Разве это пустяк — стать богом?
Неужели Бог — такой жестокий и мелочный наставник, что, имея в запасе целую вечность, Он мог предоставить Человеку всего какие-то шестьдесят лет, чтобы воссоединить себя, заново обрести Эдем, полностью осознать свою божественность и свое единство с Богом?
Долог путь Двойственности. Глупы те, кто пытаются исчислить его календарем. Даже движением звезд не измерить вечности.
Когда Адам, столь пассивный, инертный и неспособный к творчеству, обрел двойственность, он сразу же стал активным, деятельным, стал способен к творчеству и саморазмножению.
Что же совершил Адам самое первое, как только стал двойственным? Он съел плод с дерева познания Добра и Зла, чтобы весь его мир стал таким же двойственным, как и он сам. Вещи больше не могли оставаться такими, как были, невинными и безразличными. Они распались на два противоположных лагеря, тогда как до того они составляли один.
И разве не был голос змия, который соблазнил Еву отведать плоды Добра и Зла, глубинным голосом активной, но все еще неизведанной Двойственности, стремящейся к тому, чтобы действовать и быть воспринятой?
То, что именно Ева первой услыхала этот голос и подчинилась ему, совсем не удивительно. Ибо Ева была как бы оселком и пробным камнем, инструментом, на котором должны были проявиться скрытые способности ее напарника.
Неужели вы никогда не застывали в очаровании, увидав внутренним взором эту первую Женщину из первой человеческой истории, крадущуюся по Эдему среди деревьев? Ее нервы напряжены до предела, сердце трепещет в груди, как птица в клетке, ее глаза шарят вокруг, в поиске того, на чем можно было бы остановиться и исследовать, рот ее влажен, руки дрожат, когда она дотрагивается до вожделенного плода. Неужели у вас никогда не перехватывало дыхание в тот момент, когда она срывает плод и вонзает зубы в его нежную мякоть, дабы почувствовать на мгновение его сладость, которая сразу же превращается в горечь, никогда уже не оставляющую ни ее саму, ни всех ее потомков?
Неужели вам никогда не хотелось всем сердцем, чтобы Бог появился бы внезапно и предотвратил этот нечестивый и дерзкий поступок Евы прямо в тот момент, когда она уже готова свершить свое безрассудство, а не после него, как об этом рассказывается в истории?
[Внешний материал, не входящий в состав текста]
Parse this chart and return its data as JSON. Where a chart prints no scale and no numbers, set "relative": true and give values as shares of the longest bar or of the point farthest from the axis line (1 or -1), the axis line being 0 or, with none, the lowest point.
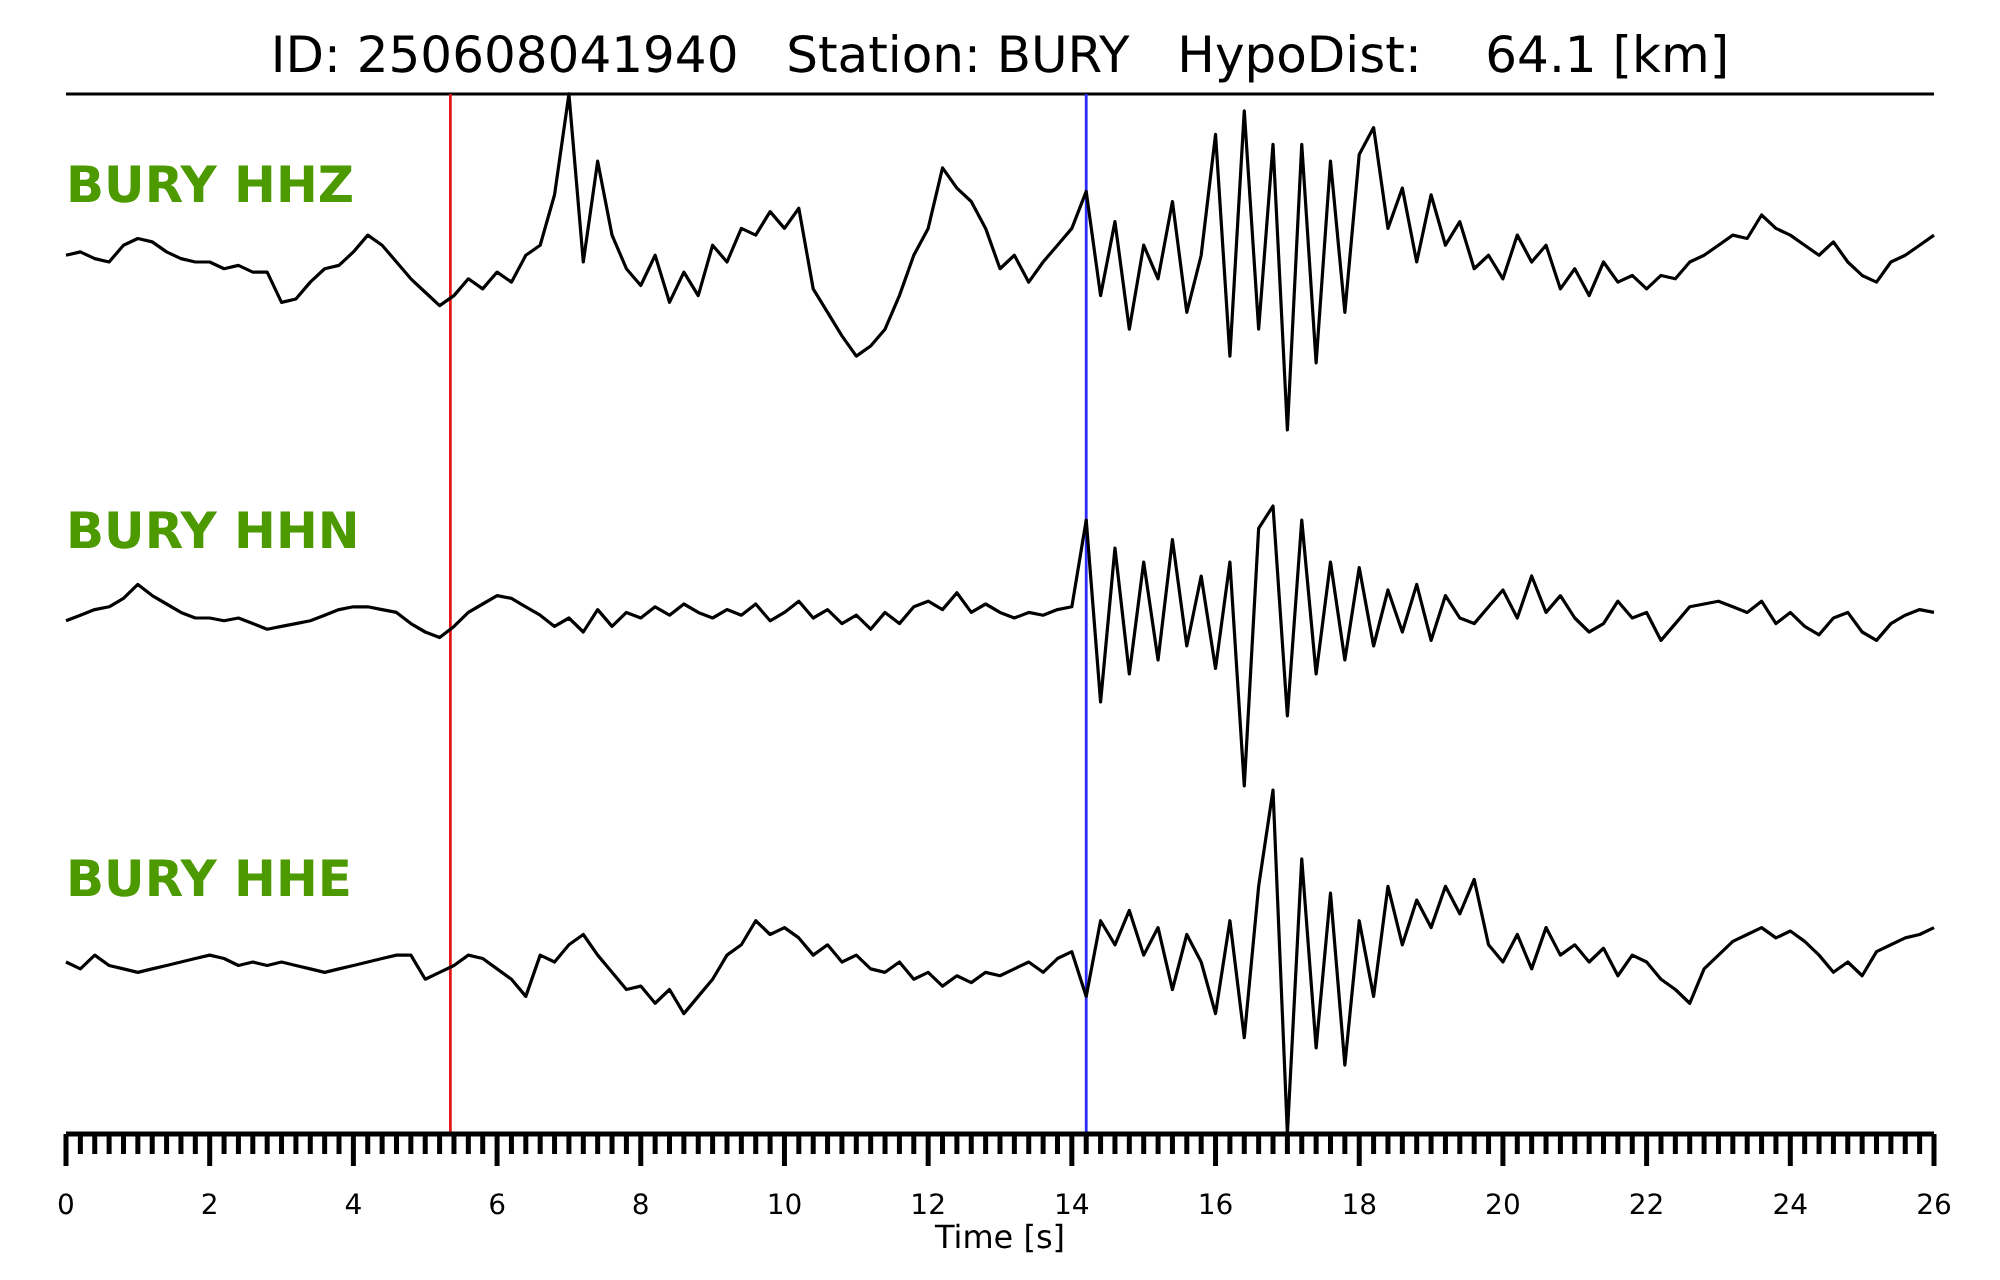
{
  "chart_data": [
    {
      "type": "line",
      "title": "ID: 250608041940   Station: BURY   HypoDist:    64.1 [km]",
      "subtitle": "BURY HHZ",
      "relative": true,
      "xlim": [
        0,
        26
      ],
      "tick_labels": false,
      "color": "#000000",
      "ref_lines": [
        {
          "axis": "x",
          "value": 5.35,
          "color": "#e31a1c"
        },
        {
          "axis": "x",
          "value": 14.2,
          "color": "#2b2bff"
        }
      ],
      "x": [
        0,
        0.2,
        0.4,
        0.6,
        0.8,
        1,
        1.2,
        1.4,
        1.6,
        1.8,
        2,
        2.2,
        2.4,
        2.6,
        2.8,
        3,
        3.2,
        3.4,
        3.6,
        3.8,
        4,
        4.2,
        4.4,
        4.6,
        4.8,
        5,
        5.2,
        5.4,
        5.6,
        5.8,
        6,
        6.2,
        6.4,
        6.6,
        6.8,
        7,
        7.2,
        7.4,
        7.6,
        7.8,
        8,
        8.2,
        8.4,
        8.6,
        8.8,
        9,
        9.2,
        9.4,
        9.6,
        9.8,
        10,
        10.2,
        10.4,
        10.6,
        10.8,
        11,
        11.2,
        11.4,
        11.6,
        11.8,
        12,
        12.2,
        12.4,
        12.6,
        12.8,
        13,
        13.2,
        13.4,
        13.6,
        13.8,
        14,
        14.2,
        14.4,
        14.6,
        14.8,
        15,
        15.2,
        15.4,
        15.6,
        15.8,
        16,
        16.2,
        16.4,
        16.6,
        16.8,
        17,
        17.2,
        17.4,
        17.6,
        17.8,
        18,
        18.2,
        18.4,
        18.6,
        18.8,
        19,
        19.2,
        19.4,
        19.6,
        19.8,
        20,
        20.2,
        20.4,
        20.6,
        20.8,
        21,
        21.2,
        21.4,
        21.6,
        21.8,
        22,
        22.2,
        22.4,
        22.6,
        22.8,
        23,
        23.2,
        23.4,
        23.6,
        23.8,
        24,
        24.2,
        24.4,
        24.6,
        24.8,
        25,
        25.2,
        25.4,
        25.6,
        25.8,
        26
      ],
      "values": [
        0.52,
        0.53,
        0.51,
        0.5,
        0.55,
        0.57,
        0.56,
        0.53,
        0.51,
        0.5,
        0.5,
        0.48,
        0.49,
        0.47,
        0.47,
        0.38,
        0.39,
        0.44,
        0.48,
        0.49,
        0.53,
        0.58,
        0.55,
        0.5,
        0.45,
        0.41,
        0.37,
        0.4,
        0.45,
        0.42,
        0.47,
        0.44,
        0.52,
        0.55,
        0.7,
        1.0,
        0.5,
        0.8,
        0.58,
        0.48,
        0.43,
        0.52,
        0.38,
        0.47,
        0.4,
        0.55,
        0.5,
        0.6,
        0.58,
        0.65,
        0.6,
        0.66,
        0.42,
        0.35,
        0.28,
        0.22,
        0.25,
        0.3,
        0.4,
        0.52,
        0.6,
        0.78,
        0.72,
        0.68,
        0.6,
        0.48,
        0.52,
        0.44,
        0.5,
        0.55,
        0.6,
        0.71,
        0.4,
        0.62,
        0.3,
        0.55,
        0.45,
        0.68,
        0.35,
        0.52,
        0.88,
        0.22,
        0.95,
        0.3,
        0.85,
        0.0,
        0.85,
        0.2,
        0.8,
        0.35,
        0.82,
        0.9,
        0.6,
        0.72,
        0.5,
        0.7,
        0.55,
        0.62,
        0.48,
        0.52,
        0.45,
        0.58,
        0.5,
        0.55,
        0.42,
        0.48,
        0.4,
        0.5,
        0.44,
        0.46,
        0.42,
        0.46,
        0.45,
        0.5,
        0.52,
        0.55,
        0.58,
        0.57,
        0.64,
        0.6,
        0.58,
        0.55,
        0.52,
        0.56,
        0.5,
        0.46,
        0.44,
        0.5,
        0.52,
        0.55,
        0.58
      ]
    },
    {
      "type": "line",
      "subtitle": "BURY HHN",
      "relative": true,
      "xlim": [
        0,
        26
      ],
      "tick_labels": false,
      "color": "#000000",
      "ref_lines": [
        {
          "axis": "x",
          "value": 5.35,
          "color": "#e31a1c"
        },
        {
          "axis": "x",
          "value": 14.2,
          "color": "#2b2bff"
        }
      ],
      "x": [
        0,
        0.2,
        0.4,
        0.6,
        0.8,
        1,
        1.2,
        1.4,
        1.6,
        1.8,
        2,
        2.2,
        2.4,
        2.6,
        2.8,
        3,
        3.2,
        3.4,
        3.6,
        3.8,
        4,
        4.2,
        4.4,
        4.6,
        4.8,
        5,
        5.2,
        5.4,
        5.6,
        5.8,
        6,
        6.2,
        6.4,
        6.6,
        6.8,
        7,
        7.2,
        7.4,
        7.6,
        7.8,
        8,
        8.2,
        8.4,
        8.6,
        8.8,
        9,
        9.2,
        9.4,
        9.6,
        9.8,
        10,
        10.2,
        10.4,
        10.6,
        10.8,
        11,
        11.2,
        11.4,
        11.6,
        11.8,
        12,
        12.2,
        12.4,
        12.6,
        12.8,
        13,
        13.2,
        13.4,
        13.6,
        13.8,
        14,
        14.2,
        14.4,
        14.6,
        14.8,
        15,
        15.2,
        15.4,
        15.6,
        15.8,
        16,
        16.2,
        16.4,
        16.6,
        16.8,
        17,
        17.2,
        17.4,
        17.6,
        17.8,
        18,
        18.2,
        18.4,
        18.6,
        18.8,
        19,
        19.2,
        19.4,
        19.6,
        19.8,
        20,
        20.2,
        20.4,
        20.6,
        20.8,
        21,
        21.2,
        21.4,
        21.6,
        21.8,
        22,
        22.2,
        22.4,
        22.6,
        22.8,
        23,
        23.2,
        23.4,
        23.6,
        23.8,
        24,
        24.2,
        24.4,
        24.6,
        24.8,
        25,
        25.2,
        25.4,
        25.6,
        25.8,
        26
      ],
      "values": [
        0.59,
        0.61,
        0.63,
        0.64,
        0.67,
        0.72,
        0.68,
        0.65,
        0.62,
        0.6,
        0.6,
        0.59,
        0.6,
        0.58,
        0.56,
        0.57,
        0.58,
        0.59,
        0.61,
        0.63,
        0.64,
        0.64,
        0.63,
        0.62,
        0.58,
        0.55,
        0.53,
        0.57,
        0.62,
        0.65,
        0.68,
        0.67,
        0.64,
        0.61,
        0.57,
        0.6,
        0.55,
        0.63,
        0.57,
        0.62,
        0.6,
        0.64,
        0.61,
        0.65,
        0.62,
        0.6,
        0.63,
        0.61,
        0.65,
        0.59,
        0.62,
        0.66,
        0.6,
        0.63,
        0.58,
        0.61,
        0.56,
        0.62,
        0.58,
        0.64,
        0.66,
        0.63,
        0.69,
        0.62,
        0.65,
        0.62,
        0.6,
        0.62,
        0.61,
        0.63,
        0.64,
        0.95,
        0.3,
        0.85,
        0.4,
        0.8,
        0.45,
        0.88,
        0.5,
        0.75,
        0.42,
        0.8,
        0.0,
        0.92,
        1.0,
        0.25,
        0.95,
        0.4,
        0.8,
        0.45,
        0.78,
        0.5,
        0.7,
        0.55,
        0.72,
        0.52,
        0.68,
        0.6,
        0.58,
        0.64,
        0.7,
        0.6,
        0.75,
        0.62,
        0.68,
        0.6,
        0.55,
        0.58,
        0.66,
        0.6,
        0.62,
        0.52,
        0.58,
        0.64,
        0.65,
        0.66,
        0.64,
        0.62,
        0.66,
        0.58,
        0.62,
        0.57,
        0.54,
        0.6,
        0.62,
        0.55,
        0.52,
        0.58,
        0.61,
        0.63,
        0.62
      ]
    },
    {
      "type": "line",
      "subtitle": "BURY HHE",
      "relative": true,
      "xlim": [
        0,
        26
      ],
      "xlabel": "Time [s]",
      "color": "#000000",
      "ref_lines": [
        {
          "axis": "x",
          "value": 5.35,
          "color": "#e31a1c"
        },
        {
          "axis": "x",
          "value": 14.2,
          "color": "#2b2bff"
        }
      ],
      "xticks": [
        0,
        {
          "value": 0.2,
          "label": null
        },
        {
          "value": 0.4,
          "label": null
        },
        {
          "value": 0.6,
          "label": null
        },
        {
          "value": 0.8,
          "label": null
        },
        {
          "value": 1,
          "label": null
        },
        {
          "value": 1.2,
          "label": null
        },
        {
          "value": 1.4,
          "label": null
        },
        {
          "value": 1.6,
          "label": null
        },
        {
          "value": 1.8,
          "label": null
        },
        2,
        {
          "value": 2.2,
          "label": null
        },
        {
          "value": 2.4,
          "label": null
        },
        {
          "value": 2.6,
          "label": null
        },
        {
          "value": 2.8,
          "label": null
        },
        {
          "value": 3,
          "label": null
        },
        {
          "value": 3.2,
          "label": null
        },
        {
          "value": 3.4,
          "label": null
        },
        {
          "value": 3.6,
          "label": null
        },
        {
          "value": 3.8,
          "label": null
        },
        4,
        {
          "value": 4.2,
          "label": null
        },
        {
          "value": 4.4,
          "label": null
        },
        {
          "value": 4.6,
          "label": null
        },
        {
          "value": 4.8,
          "label": null
        },
        {
          "value": 5,
          "label": null
        },
        {
          "value": 5.2,
          "label": null
        },
        {
          "value": 5.4,
          "label": null
        },
        {
          "value": 5.6,
          "label": null
        },
        {
          "value": 5.8,
          "label": null
        },
        6,
        {
          "value": 6.2,
          "label": null
        },
        {
          "value": 6.4,
          "label": null
        },
        {
          "value": 6.6,
          "label": null
        },
        {
          "value": 6.8,
          "label": null
        },
        {
          "value": 7,
          "label": null
        },
        {
          "value": 7.2,
          "label": null
        },
        {
          "value": 7.4,
          "label": null
        },
        {
          "value": 7.6,
          "label": null
        },
        {
          "value": 7.8,
          "label": null
        },
        8,
        {
          "value": 8.2,
          "label": null
        },
        {
          "value": 8.4,
          "label": null
        },
        {
          "value": 8.6,
          "label": null
        },
        {
          "value": 8.8,
          "label": null
        },
        {
          "value": 9,
          "label": null
        },
        {
          "value": 9.2,
          "label": null
        },
        {
          "value": 9.4,
          "label": null
        },
        {
          "value": 9.6,
          "label": null
        },
        {
          "value": 9.8,
          "label": null
        },
        10,
        {
          "value": 10.2,
          "label": null
        },
        {
          "value": 10.4,
          "label": null
        },
        {
          "value": 10.6,
          "label": null
        },
        {
          "value": 10.8,
          "label": null
        },
        {
          "value": 11,
          "label": null
        },
        {
          "value": 11.2,
          "label": null
        },
        {
          "value": 11.4,
          "label": null
        },
        {
          "value": 11.6,
          "label": null
        },
        {
          "value": 11.8,
          "label": null
        },
        12,
        {
          "value": 12.2,
          "label": null
        },
        {
          "value": 12.4,
          "label": null
        },
        {
          "value": 12.6,
          "label": null
        },
        {
          "value": 12.8,
          "label": null
        },
        {
          "value": 13,
          "label": null
        },
        {
          "value": 13.2,
          "label": null
        },
        {
          "value": 13.4,
          "label": null
        },
        {
          "value": 13.6,
          "label": null
        },
        {
          "value": 13.8,
          "label": null
        },
        14,
        {
          "value": 14.2,
          "label": null
        },
        {
          "value": 14.4,
          "label": null
        },
        {
          "value": 14.6,
          "label": null
        },
        {
          "value": 14.8,
          "label": null
        },
        {
          "value": 15,
          "label": null
        },
        {
          "value": 15.2,
          "label": null
        },
        {
          "value": 15.4,
          "label": null
        },
        {
          "value": 15.6,
          "label": null
        },
        {
          "value": 15.8,
          "label": null
        },
        16,
        {
          "value": 16.2,
          "label": null
        },
        {
          "value": 16.4,
          "label": null
        },
        {
          "value": 16.6,
          "label": null
        },
        {
          "value": 16.8,
          "label": null
        },
        {
          "value": 17,
          "label": null
        },
        {
          "value": 17.2,
          "label": null
        },
        {
          "value": 17.4,
          "label": null
        },
        {
          "value": 17.6,
          "label": null
        },
        {
          "value": 17.8,
          "label": null
        },
        18,
        {
          "value": 18.2,
          "label": null
        },
        {
          "value": 18.4,
          "label": null
        },
        {
          "value": 18.6,
          "label": null
        },
        {
          "value": 18.8,
          "label": null
        },
        {
          "value": 19,
          "label": null
        },
        {
          "value": 19.2,
          "label": null
        },
        {
          "value": 19.4,
          "label": null
        },
        {
          "value": 19.6,
          "label": null
        },
        {
          "value": 19.8,
          "label": null
        },
        20,
        {
          "value": 20.2,
          "label": null
        },
        {
          "value": 20.4,
          "label": null
        },
        {
          "value": 20.6,
          "label": null
        },
        {
          "value": 20.8,
          "label": null
        },
        {
          "value": 21,
          "label": null
        },
        {
          "value": 21.2,
          "label": null
        },
        {
          "value": 21.4,
          "label": null
        },
        {
          "value": 21.6,
          "label": null
        },
        {
          "value": 21.8,
          "label": null
        },
        22,
        {
          "value": 22.2,
          "label": null
        },
        {
          "value": 22.4,
          "label": null
        },
        {
          "value": 22.6,
          "label": null
        },
        {
          "value": 22.8,
          "label": null
        },
        {
          "value": 23,
          "label": null
        },
        {
          "value": 23.2,
          "label": null
        },
        {
          "value": 23.4,
          "label": null
        },
        {
          "value": 23.6,
          "label": null
        },
        {
          "value": 23.8,
          "label": null
        },
        24,
        {
          "value": 24.2,
          "label": null
        },
        {
          "value": 24.4,
          "label": null
        },
        {
          "value": 24.6,
          "label": null
        },
        {
          "value": 24.8,
          "label": null
        },
        {
          "value": 25,
          "label": null
        },
        {
          "value": 25.2,
          "label": null
        },
        {
          "value": 25.4,
          "label": null
        },
        {
          "value": 25.6,
          "label": null
        },
        {
          "value": 25.8,
          "label": null
        },
        26
      ],
      "x": [
        0,
        0.2,
        0.4,
        0.6,
        0.8,
        1,
        1.2,
        1.4,
        1.6,
        1.8,
        2,
        2.2,
        2.4,
        2.6,
        2.8,
        3,
        3.2,
        3.4,
        3.6,
        3.8,
        4,
        4.2,
        4.4,
        4.6,
        4.8,
        5,
        5.2,
        5.4,
        5.6,
        5.8,
        6,
        6.2,
        6.4,
        6.6,
        6.8,
        7,
        7.2,
        7.4,
        7.6,
        7.8,
        8,
        8.2,
        8.4,
        8.6,
        8.8,
        9,
        9.2,
        9.4,
        9.6,
        9.8,
        10,
        10.2,
        10.4,
        10.6,
        10.8,
        11,
        11.2,
        11.4,
        11.6,
        11.8,
        12,
        12.2,
        12.4,
        12.6,
        12.8,
        13,
        13.2,
        13.4,
        13.6,
        13.8,
        14,
        14.2,
        14.4,
        14.6,
        14.8,
        15,
        15.2,
        15.4,
        15.6,
        15.8,
        16,
        16.2,
        16.4,
        16.6,
        16.8,
        17,
        17.2,
        17.4,
        17.6,
        17.8,
        18,
        18.2,
        18.4,
        18.6,
        18.8,
        19,
        19.2,
        19.4,
        19.6,
        19.8,
        20,
        20.2,
        20.4,
        20.6,
        20.8,
        21,
        21.2,
        21.4,
        21.6,
        21.8,
        22,
        22.2,
        22.4,
        22.6,
        22.8,
        23,
        23.2,
        23.4,
        23.6,
        23.8,
        24,
        24.2,
        24.4,
        24.6,
        24.8,
        25,
        25.2,
        25.4,
        25.6,
        25.8,
        26
      ],
      "values": [
        0.5,
        0.48,
        0.52,
        0.49,
        0.48,
        0.47,
        0.48,
        0.49,
        0.5,
        0.51,
        0.52,
        0.51,
        0.49,
        0.5,
        0.49,
        0.5,
        0.49,
        0.48,
        0.47,
        0.48,
        0.49,
        0.5,
        0.51,
        0.52,
        0.52,
        0.45,
        0.47,
        0.49,
        0.52,
        0.51,
        0.48,
        0.45,
        0.4,
        0.52,
        0.5,
        0.55,
        0.58,
        0.52,
        0.47,
        0.42,
        0.43,
        0.38,
        0.42,
        0.35,
        0.4,
        0.45,
        0.52,
        0.55,
        0.62,
        0.58,
        0.6,
        0.57,
        0.52,
        0.55,
        0.5,
        0.52,
        0.48,
        0.47,
        0.5,
        0.45,
        0.47,
        0.43,
        0.46,
        0.44,
        0.47,
        0.46,
        0.48,
        0.5,
        0.47,
        0.51,
        0.53,
        0.4,
        0.62,
        0.55,
        0.65,
        0.52,
        0.6,
        0.42,
        0.58,
        0.5,
        0.35,
        0.62,
        0.28,
        0.72,
        1.0,
        0.0,
        0.8,
        0.25,
        0.7,
        0.2,
        0.62,
        0.4,
        0.72,
        0.55,
        0.68,
        0.6,
        0.72,
        0.64,
        0.74,
        0.55,
        0.5,
        0.58,
        0.48,
        0.6,
        0.52,
        0.55,
        0.5,
        0.54,
        0.46,
        0.52,
        0.5,
        0.45,
        0.42,
        0.38,
        0.48,
        0.52,
        0.56,
        0.58,
        0.6,
        0.57,
        0.59,
        0.56,
        0.52,
        0.47,
        0.5,
        0.46,
        0.53,
        0.55,
        0.57,
        0.58,
        0.6
      ]
    }
  ]
}
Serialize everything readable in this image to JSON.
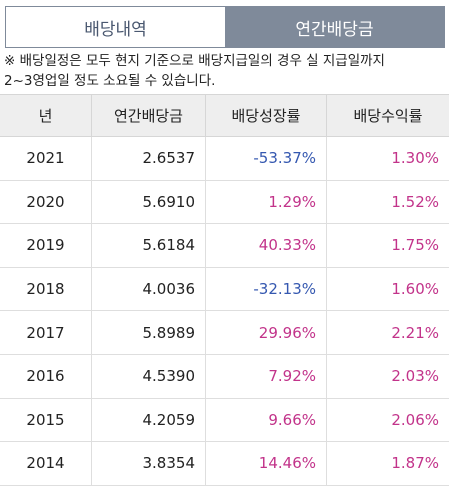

А по свершении ее проступка, неужели вам не хотелось, чтобы Адам проявил достаточно мудрости и самостоятельности, чтобы отказаться стать ее соучастником?
Но Бог не вмешался, и Адам не отказался. Ибо Бог не хотел бы иметь свое подобие совсем не похожим на него. Его воля и Его план заключались в том, чтобы Человек прошел длительным путем Двойственности, дабы в нем расцвели его собственный план и его собственная воля, дабы он восстановил затем свое единство с помощью Понимания. Поэтому и Адам, даже если бы и захотел, не мог отказаться от плода, поднесенного ему женой. Ему просто надлежало съесть этот плод, если жена его уже съела, а эти двое являлись единой плотью, и каждый отзывался на действия другого.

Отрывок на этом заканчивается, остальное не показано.